A Tale of Two Religions: Liberal Theology Without Illusions

Jones reduces the death and resurrection of Christ to an emotive experience, recasting the empty tomb not as Jesus’ triumph over sin and death but a symbolic expression of unquenchable love.

From the outset, Jones just dismisses the Bible’s consistent truth claim of the bodily, physical resurrection of the Lord Jesus Christ and its centrality to the gospel. The empty tomb in Mark’s gospel clearly suggests that the dead man who once resided in the tomb is now alive—furthermore, the other three gospels and the entire testimony of the New Testament is filled with the resurrection’s importance to the Christian faith and community.

 

Two times a year, during Christmas and Easter, the secular media becomes a little less secular. The historic Christian dominance within the American population necessitates this pattern, even among the most liberal and mainstream news outlets.

The cycle is easy to spot. By tradition and necessity the major news media generally turn to cover some aspect of Christianity during Christmas and Easter seasons.

That cycle continued yesterday, but in a shocking way during an interview between influential New York Times columnist Nicholas Kristof and Serene Jones, the president of Union Theological Seminary in New York.

Kristof, who deserved credit for giving attention to theological issues, has interviewed several major theological figures. Those conversations have appeared in his opinion column for The New York Times. His interviews have ranged from New York pastor Tim Keller to former President Jimmy Carter.

Interestingly, his interviews seem to gravitate around two crucial theological questions: the virgin birth and the bodily resurrection of Jesus Christ from the dead. Those two theological questions rang loudly in his most recent interview with Serene Jones.

In short, as the interview unfolds, Jones overthrows the entire edifice of orthodox, biblical Christianity. She actually invents an entirely new religion.

The article begins with Kristof asking Jones, “Do you think of Easter as a literal flesh-and-blood resurrection? I have problems with that.” Jones responded by saying, “When you look at the Gospels, the stories are all over the place. There’s no resurrection story in mark, just an empty tomb. Those who claim to know whether or not it happened are kidding themselves. But that empty tomb symbolizes that the ultimate love in our lives cannot be crucified and killed.”

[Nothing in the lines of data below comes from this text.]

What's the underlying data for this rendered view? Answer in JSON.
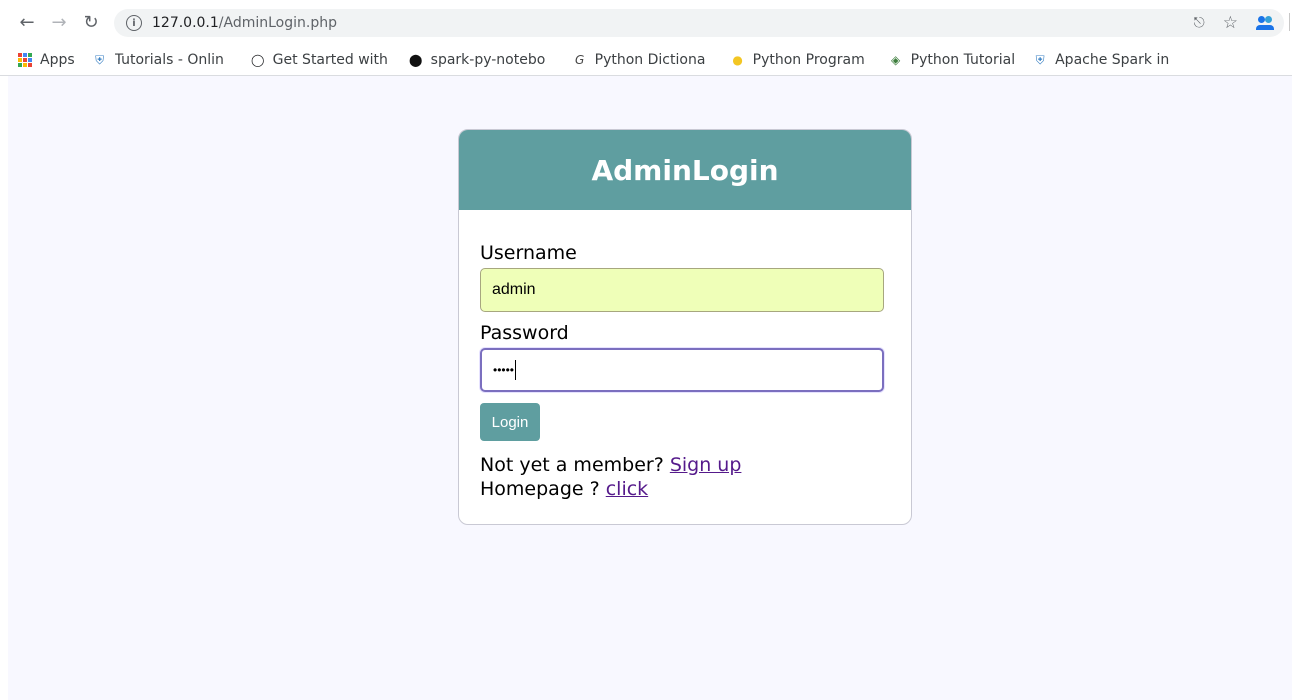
{
  "browser": {
    "url_host": "127.0.0.1",
    "url_path": "/AdminLogin.php",
    "back_icon": "arrow-left-icon",
    "forward_icon": "arrow-right-icon",
    "reload_icon": "reload-icon",
    "bookmarks": [
      {
        "label": "Apps",
        "icon": "apps-grid-icon"
      },
      {
        "label": "Tutorials - Onlin",
        "icon": "shield-icon"
      },
      {
        "label": "Get Started with",
        "icon": "circle-logo-icon"
      },
      {
        "label": "spark-py-notebo",
        "icon": "github-icon"
      },
      {
        "label": "Python Dictiona",
        "icon": "g-logo-icon"
      },
      {
        "label": "Python Program",
        "icon": "python-icon"
      },
      {
        "label": "Python Tutorial",
        "icon": "diamond-icon"
      },
      {
        "label": "Apache Spark in",
        "icon": "shield-icon"
      }
    ]
  },
  "login": {
    "title": "AdminLogin",
    "username_label": "Username",
    "username_value": "admin",
    "password_label": "Password",
    "password_value": "•••••",
    "login_button": "Login",
    "member_text": "Not yet a member? ",
    "signup_link": "Sign up",
    "homepage_text": "Homepage ? ",
    "homepage_link": "click"
  },
  "colors": {
    "header": "#5f9ea0",
    "page_bg": "#f8f8ff",
    "link": "#551a8b",
    "autofill": "#efffb8"
  }
}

From the outset, Jones just dismisses the Bible’s consistent truth claim of the bodily, physical resurrection of the Lord Jesus Christ and its centrality to the gospel. The empty tomb in Mark’s gospel clearly suggests that the dead man who once resided in the tomb is now alive—furthermore, the other three gospels and the entire testimony of the New Testament is filled with the resurrection’s importance to the Christian faith and community.

None of this matters to Dr. Jones. She said that the empty tomb merely symbolizes that “the ultimate love in our lives cannot be crucified and killed.” Jones reduces the death and resurrection of Christ to an emotive experience, recasting the empty tomb not as Jesus’ triumph over sin and death but a symbolic expression of unquenchable love.

Kristof then asks, “But without a physical resurrection, isn’t there a risk that we are left with just the crucifixion?” The apostle Paul had this question on his mind in 1 Corinthians 15, when he wrote, “And if Christ has not been raised, your faith is futile and you are still in your sins.” The apostle teaches that without Jesus’ resurrection from the dead, Christians worship a dead man, cursed on a cross—and there is no hope because mankind remains under the pangs of sin.

Jones, however, views the situation quite different from the apostle. She answered, “Crucifixion is not something that God is orchestrating from upstairs. The pervasive idea of an abusive God-father who sends his own kid to the cross so God could forgive people is nuts. For me, the cross is an enactment of our human hatred. But what happens on Easter is the triumph of love in the midst of suffering. Isn’t that reason for hope?”

Let’s be clear. She is teaching a religion here – but that religion is not Christianity.